Les médecins retraités, toujours les « dindons de la farce » des décisions gouvernementales

Dans un article publié le 18/10/2022 sur le site de la FMF, les Dr Olivier PETIT, chargé du dossier « retraite » à la FMF, et Corinne LE SAUDER, Présidente de la FMF, alertaient les médecins sur les dangers autour du financement d’un amendement au PLFSS 2023 proposant pour 2023 d’exonérer de cotisations obligatoire retraite les médecins exerçant en cumul emploi-retraite !

Le plus cocasse est qu’au travers de cet amendement proposé par un député LR, le gouvernement ait cherché à apparaître comme le « sauveur » d’une situation que lui et ses prédécesseurs ont créé depuis 40 ans et comme le défenseur des « courageux volontaires » acceptant de prolonger une activité en cumul à l’âge d’une retraite bien méritée !

Alors que le CA de la CARMF vient de voter à une courte majorité l’annulation de la hausse de la retraite du Régime Complémentaire (RC) prévue en janvier 2023, les médecins retraités peuvent faire leurs comptes !

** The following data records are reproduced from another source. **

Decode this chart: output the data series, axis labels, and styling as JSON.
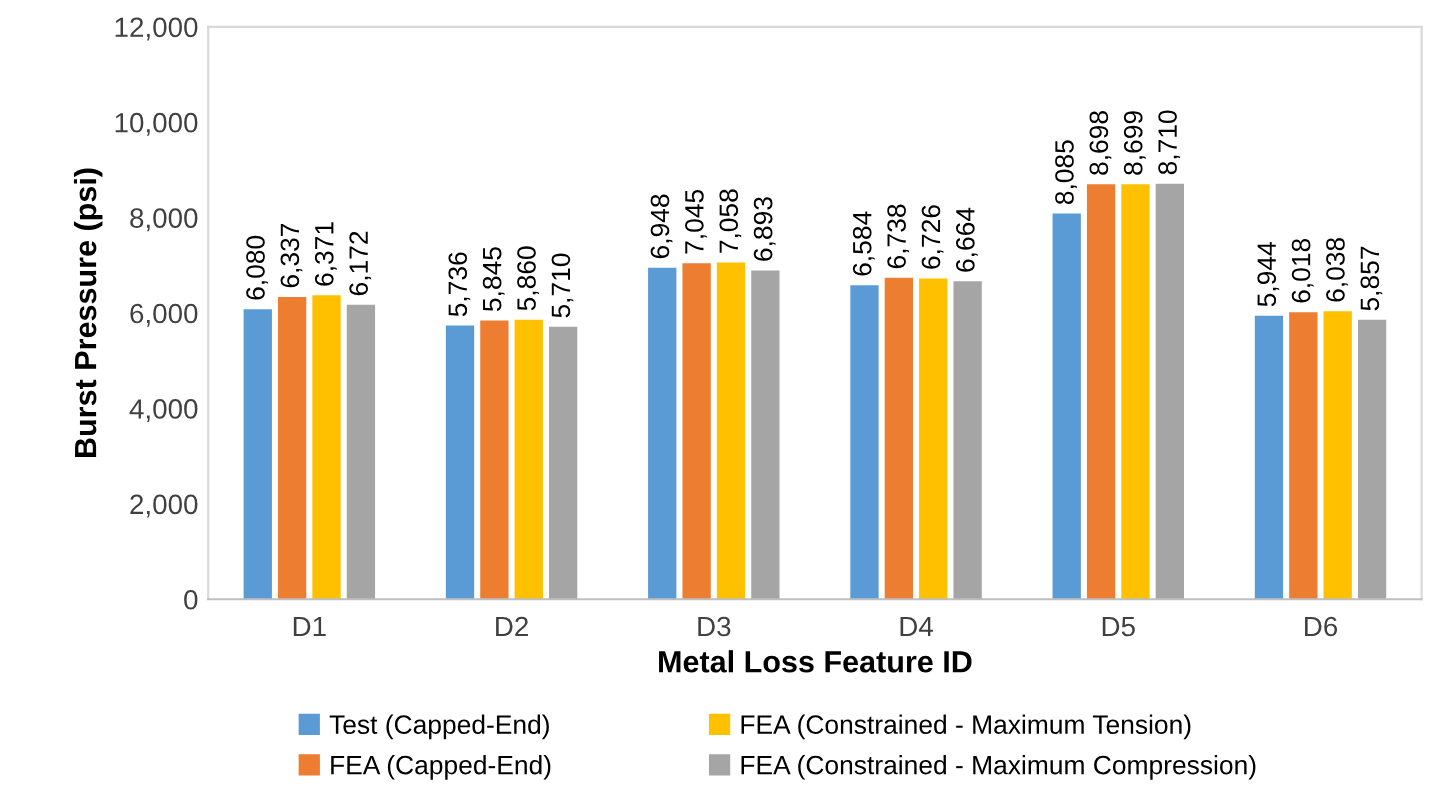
{
  "chart_data": {
    "type": "bar",
    "xlabel": "Metal Loss Feature ID",
    "ylabel": "Burst Pressure (psi)",
    "categories": [
      "D1",
      "D2",
      "D3",
      "D4",
      "D5",
      "D6"
    ],
    "series": [
      {
        "name": "Test (Capped-End)",
        "color": "#5b9bd5",
        "values": [
          6080,
          5736,
          6948,
          6584,
          8085,
          5944
        ],
        "value_labels": [
          "6,080",
          "5,736",
          "6,948",
          "6,584",
          "8,085",
          "5,944"
        ]
      },
      {
        "name": "FEA (Capped-End)",
        "color": "#ed7d31",
        "values": [
          6337,
          5845,
          7045,
          6738,
          8698,
          6018
        ],
        "value_labels": [
          "6,337",
          "5,845",
          "7,045",
          "6,738",
          "8,698",
          "6,018"
        ]
      },
      {
        "name": "FEA (Constrained - Maximum Tension)",
        "color": "#ffc000",
        "values": [
          6371,
          5860,
          7058,
          6726,
          8699,
          6038
        ],
        "value_labels": [
          "6,371",
          "5,860",
          "7,058",
          "6,726",
          "8,699",
          "6,038"
        ]
      },
      {
        "name": "FEA (Constrained - Maximum Compression)",
        "color": "#a5a5a5",
        "values": [
          6172,
          5710,
          6893,
          6664,
          8710,
          5857
        ],
        "value_labels": [
          "6,172",
          "5,710",
          "6,893",
          "6,664",
          "8,710",
          "5,857"
        ]
      }
    ],
    "ylim": [
      0,
      12000
    ],
    "yticks": [
      0,
      {
        "value": 2000,
        "label": "2,000"
      },
      {
        "value": 4000,
        "label": "4,000"
      },
      {
        "value": 6000,
        "label": "6,000"
      },
      {
        "value": 8000,
        "label": "8,000"
      },
      {
        "value": 10000,
        "label": "10,000"
      },
      {
        "value": 12000,
        "label": "12,000"
      }
    ],
    "legend": "bottom",
    "grid": false
  }
}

S’ils observent la retraite brute globale qui leur est versée, sa revalorisation n’a été que de 2,1% les 3 dernières années (entre 2019 et novembre 2022) alors que dans le même temps l’INSEE annonçait une inflation de 9,4% c’est-à-dire qu’ils ont déjà perdu 7,3% de pouvoir d’achat.

Il faut dire que la situation est complexe, et que la CARMF n’a la main que sur le Régime Complémentaire (RC) ; en effet, la retraite des médecins c’est :

  • Le Régime de Base (RB), à la main de l’état,
  • Le Régime Complémentaire (RC) administré par la CARMF,
  • L’Allocation Supplémentaire Vieillesse (ASV) à la main des partenaires conventionnels (État et syndicats de médecins signataires des conventions).

C’est l’amendement « Juvin » au PLFSS 2023 qui est à l’origine de cette situation !

L’idée du Dr Juvin était de favoriser le cumul-emploi retraite des médecins face à l’imprévoyance des politiques à l’origine d’une démographie catastrophique: les exonérer de cotisation CARMF versée à perte (pas d’acquisition de points, mais ce n’est pas spécifique aux médecins) dans le cadre d’un exercice en cumul emploi-retraite.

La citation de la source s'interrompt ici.